Г-н Лавердон этим славился. Разумеется, парики его были превосходны и на самый строгий вкус, но особенно его манера пудрить была ни с чем не сравнима. Человека, напудренного Лавердоном, узнавали сразу по какому-то оттенку скромности и дерзости, тонкости и смелости, причудливости и законченности.
Г-н де Портебиз прятал лицо в длинный картонный конус. Он ждал. Г-н Лавердон ходил вокруг него вкрадчивыми шагами, с коробкою в руке и с поднятою на воздух пуховкою.
Вначале то было неосязаемое порхание. Белокурый парик слегка побелел. Лавердон ходил взад и вперед, то с резкими, то с едва приметными движениями. Его бальные башмаки поскрипывали. Белое облако сгущалось мало-помалу, ароматное и подвижное; пышная пуховка производила целые вихри.
Легко, нежно облако спускалось и наконец рассеялось среди молчания, без которого г-н Лавердон боялся, без сомнения, что возмутит это волшебное действие. Потом он подошел на цыпочках к туалету, взял с него маленькое зеркало, смахнув с него рукавом белый налет, и таинственно шепнул словечко на ухо г-ну де Портебизу, который, высунув нос из картонного конуса, встал и сбросил с себя пеньюар, в то время как г-н Лавердон, отвесив поклон, убегал, еще весь проникнутый тем чудом, которое он только что совершил.
Франсуа де Портебиз все еще стоял с зеркалом в руке и любовался собою.

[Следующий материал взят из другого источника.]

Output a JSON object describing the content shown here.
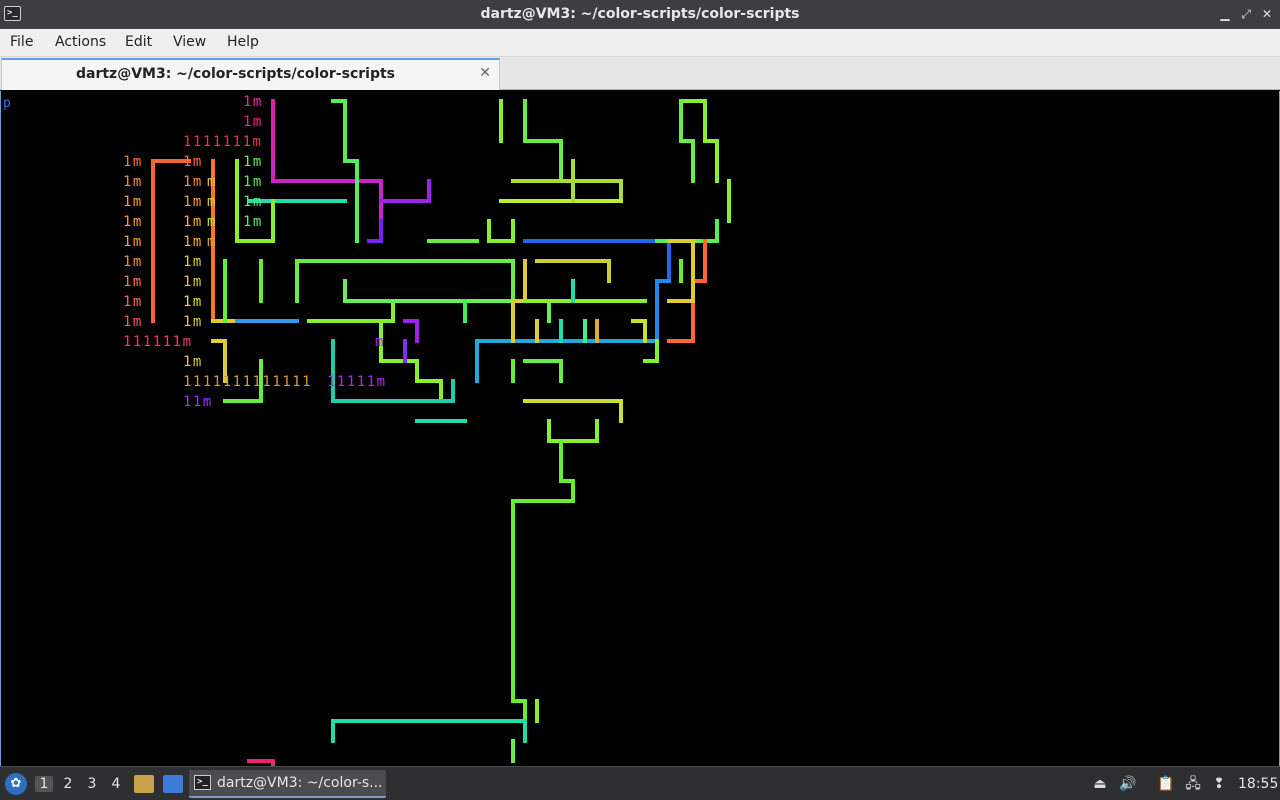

Его лицо, тщательно выбритое, показалось ему приятным своею свежею кожею и своим юношеским румянцем. Он нашел его достойным того, чтобы понравиться и другим, как ему самому, тем более что и платье его было от хорошего портного, и прическа удалась. С самого своего приезда в Париж он чувствовал себя вполне счастливым.
Мать его отказалась ехать вместе с ним и расстаться с уединением Ба-ле-Прэ. Она сослалась на свою привычку к простой и спокойной жизни; так же она отклонила предложение переселиться в Понт-о-Бель, где она нашла бы вместе с жилищем, отвечающим ее вкусам, и всевозможные удобства, как в комнатах, так и в садах, которые сын ее предлагал ей привести в порядок, если она захочет оказать им честь воспользоваться ими по ее усмотрению. Он все еще не мог забыть своего посещения наследственного Понт-о-Веля, откуда он прямо проехал в Ба-ле-Прэ, и не переставал расхваливать своей матери преимущества и красоты этого места, когда она прервала его похвалы.
— Не говорите мне об этом месте, — сказала она ему. — Я знала его раньше, чем вы родились, и не чувствую никакого желания опять его увидеть, даже и без тех дураков, которые жили там. Ваш двоюродный дядя Николай был из их числа, и его глупая мать тоже. Воспоминание о них испортило бы мне жизнь там, и мне все время чудился бы призрак этой старой ханжи и лицо ее придурковатого сына. Я до сих пор спрашиваю себя, чему же мог его научить его наставник, какой-то толстый аббат, живший там, когда я приехала туда маленькая, и которого звали, кажется, Юберте. Впоследствии, говорят, он приобрел некоторую известность в науке. Но все это было очень давно, сударь, — прибавила г-жа де Портебиз, кладя себе на тарелку крылышко пулярки, которою обносил на большом блюде маленький лакей Жан, впившийся красными пальцами в край фаянса.